The problem asks you to use the Intermediate Value Theorem to prove that a polynomial f(x)=1+2x+9x^2...3^101x^101 has a real zero.
How would you do this, especially with such a large number? Thanks for any help!
2007-09-17 17:51:58 · 2 answers · asked by Phoenix 1 in Science & Mathematics ➔ Mathematics
The previous answer was right but if it is very difficult to evaluate, just note that it is an odd polynomial with a positive leading term. Since it goes to infinity as x tends to infinity and goes to negative infinity if x tends to negative infinity and since polynomials are continuous then, you can be sure of at least one real zero (i.e. the graph should cross the x-axis), to prove this rigorously, you could transcribe this in terms of M and deltas.

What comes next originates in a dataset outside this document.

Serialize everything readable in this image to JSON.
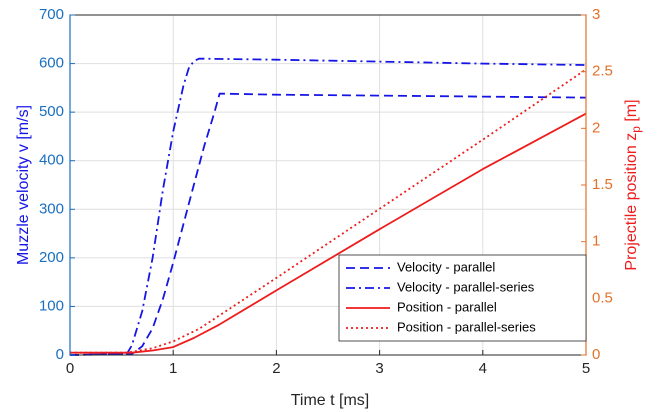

Without calculus: we know that complex roots come in pairs, it is impossible to have all roots to be complex since by the fundamental theorem of algebra, it has 101 roots which is odd.
2007-09-17 18:31:41 · answer #1 · answered by johnvee 3 · 0⤊ 0⤋
All you need to do is find one value of x where f(x) > 0 (e.g. x = 0, since the constant term is 1) and one value of x where f(x) < 0. Note that you don't need to evaluate f(x), you just need to show that it will be negative for some particular value of x. Then by the IVT there must be a zero in between the two points.
2007-09-18 00:59:29 · answer #2 · answered by Scarlet Manuka 7 · 0⤊ 0⤋